The Other Contenders
Following Berkman’s departure, the Astros started using Carlos Lee at first base. While he’d long been a productive hitter, by this point in his career his best days were behind him. While splitting time evenly between first base and the outfield, Lee hit .275/.342/.446 in 2011 with 18 homers and 94 RBIs.
His final season, 2012, saw him exclusively play first base (save for one game at DH) for the Astros prior to him being traded to Miami. He hit .287/.336/.411 with just five homers in 66 games. This would prove to be some of the best production they would get out of the position for several years.
In 2013, the Astros brought in veteran Carlos Pena. He had a pair of Top-10 MVP finishes and a Gold Glove in his time with the Rays, but he was clearly on the downside of his career. He split time between first base and DH but hit only .209/.324/.350 with eight homers in 85 games.
The Astros also acquired Chris Carter in advance of the 2013 season in a trade that sent Jed Lowrie to Oakland and also saw Brad Peacock and Max Stassi come to Houston. Carter split time between first base, left field and DH in 2013, played DH almost exclusively in 2014, and played first base almost exclusively in 2015.
He supplied the power the team expected, but he also struck out a bunch and failed to hit for a decent average. His best season was 2014 when he popped 37 homers. As the primary first baseman in 2015, he slumped to a .199/.307/.427 line with 24 homers in 129 games. The Astros non-tendered him after the season.
The club gave Jesus Guzman a shot in 2014 after acquiring him in a trade from San Diego. The 30-year-old played 69 games for the team that season but hit only .188/.272/.248 with two homers. The failed experiment was short lived, at least.

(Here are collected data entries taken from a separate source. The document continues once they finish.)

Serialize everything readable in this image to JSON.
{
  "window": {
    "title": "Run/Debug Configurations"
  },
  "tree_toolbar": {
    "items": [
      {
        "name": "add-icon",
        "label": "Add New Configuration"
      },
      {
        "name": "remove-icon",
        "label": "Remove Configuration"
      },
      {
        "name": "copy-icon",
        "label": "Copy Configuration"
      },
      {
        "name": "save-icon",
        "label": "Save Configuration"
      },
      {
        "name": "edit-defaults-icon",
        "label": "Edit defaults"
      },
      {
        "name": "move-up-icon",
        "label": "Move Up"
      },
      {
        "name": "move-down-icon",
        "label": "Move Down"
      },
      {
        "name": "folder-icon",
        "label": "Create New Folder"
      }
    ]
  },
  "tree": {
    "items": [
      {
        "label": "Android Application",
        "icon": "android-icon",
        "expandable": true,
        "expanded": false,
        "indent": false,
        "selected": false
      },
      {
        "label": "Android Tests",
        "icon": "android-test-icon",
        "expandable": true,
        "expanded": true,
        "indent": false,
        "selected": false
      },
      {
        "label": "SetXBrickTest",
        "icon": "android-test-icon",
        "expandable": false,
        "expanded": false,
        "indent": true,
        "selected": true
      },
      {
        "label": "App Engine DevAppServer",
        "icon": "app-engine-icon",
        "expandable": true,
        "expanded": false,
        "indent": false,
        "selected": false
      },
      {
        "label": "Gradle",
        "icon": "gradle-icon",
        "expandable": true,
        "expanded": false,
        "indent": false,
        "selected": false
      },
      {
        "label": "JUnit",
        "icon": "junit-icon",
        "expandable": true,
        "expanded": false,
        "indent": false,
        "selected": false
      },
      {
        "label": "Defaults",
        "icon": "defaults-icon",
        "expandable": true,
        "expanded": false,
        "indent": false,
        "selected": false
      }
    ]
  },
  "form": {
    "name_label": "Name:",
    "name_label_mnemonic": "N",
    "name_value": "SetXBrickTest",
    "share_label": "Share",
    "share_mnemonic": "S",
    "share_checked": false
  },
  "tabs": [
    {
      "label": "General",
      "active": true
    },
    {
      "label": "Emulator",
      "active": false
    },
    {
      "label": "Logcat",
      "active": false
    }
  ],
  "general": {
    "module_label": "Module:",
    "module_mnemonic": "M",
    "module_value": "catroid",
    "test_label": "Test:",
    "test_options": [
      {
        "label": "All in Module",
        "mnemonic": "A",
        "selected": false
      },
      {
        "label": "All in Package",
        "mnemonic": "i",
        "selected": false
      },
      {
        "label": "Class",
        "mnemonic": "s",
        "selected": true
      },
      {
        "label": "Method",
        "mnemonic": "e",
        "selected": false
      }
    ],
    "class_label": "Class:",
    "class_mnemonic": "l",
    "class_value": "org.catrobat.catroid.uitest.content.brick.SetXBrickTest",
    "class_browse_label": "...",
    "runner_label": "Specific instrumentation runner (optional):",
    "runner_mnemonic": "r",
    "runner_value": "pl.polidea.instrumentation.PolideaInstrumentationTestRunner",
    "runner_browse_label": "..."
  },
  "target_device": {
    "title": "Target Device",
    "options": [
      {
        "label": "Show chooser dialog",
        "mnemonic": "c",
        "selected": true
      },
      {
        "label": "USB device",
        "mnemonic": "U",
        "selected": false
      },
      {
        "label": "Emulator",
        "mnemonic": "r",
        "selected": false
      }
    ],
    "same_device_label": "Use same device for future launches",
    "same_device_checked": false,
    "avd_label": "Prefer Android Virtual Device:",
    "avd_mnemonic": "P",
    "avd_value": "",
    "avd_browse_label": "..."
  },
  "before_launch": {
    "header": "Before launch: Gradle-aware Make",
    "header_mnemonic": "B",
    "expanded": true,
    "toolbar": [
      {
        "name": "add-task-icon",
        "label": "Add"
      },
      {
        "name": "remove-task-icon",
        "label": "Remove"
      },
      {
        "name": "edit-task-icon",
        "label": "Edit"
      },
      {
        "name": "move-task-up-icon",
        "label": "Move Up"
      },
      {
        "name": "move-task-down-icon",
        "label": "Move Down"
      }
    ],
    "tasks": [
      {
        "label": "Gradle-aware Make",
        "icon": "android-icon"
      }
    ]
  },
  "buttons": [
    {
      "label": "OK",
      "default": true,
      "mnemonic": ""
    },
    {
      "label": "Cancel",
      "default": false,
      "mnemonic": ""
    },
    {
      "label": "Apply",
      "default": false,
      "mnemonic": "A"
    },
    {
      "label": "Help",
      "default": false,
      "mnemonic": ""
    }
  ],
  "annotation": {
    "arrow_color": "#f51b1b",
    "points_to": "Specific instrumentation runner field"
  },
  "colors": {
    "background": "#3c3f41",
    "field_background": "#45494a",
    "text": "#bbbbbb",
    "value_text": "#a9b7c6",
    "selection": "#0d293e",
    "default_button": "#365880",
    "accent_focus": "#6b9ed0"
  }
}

Marc Krauss played 33 games at first base in 2014 as well, but the results weren’t much better. In 67 total games with the Astros that year, he hit just .194/.279/.323 with six homers before being claimed on waivers following the season.
Finally, we have Tyler White, with whom Astros fans are quite familiar. He played 85 games in 2016 but slashed .217/.286/.378 with eight homers. He fared better in 22 games in 2017 and hit fairly well in 2018, popping 12 homers in 66 games and posting a .276/.354/.533 line.
Unfortunately he could not carry that over to this season, hitting .225/.320/.330 with just three homers in 71 games. He was traded to the Dodgers in July.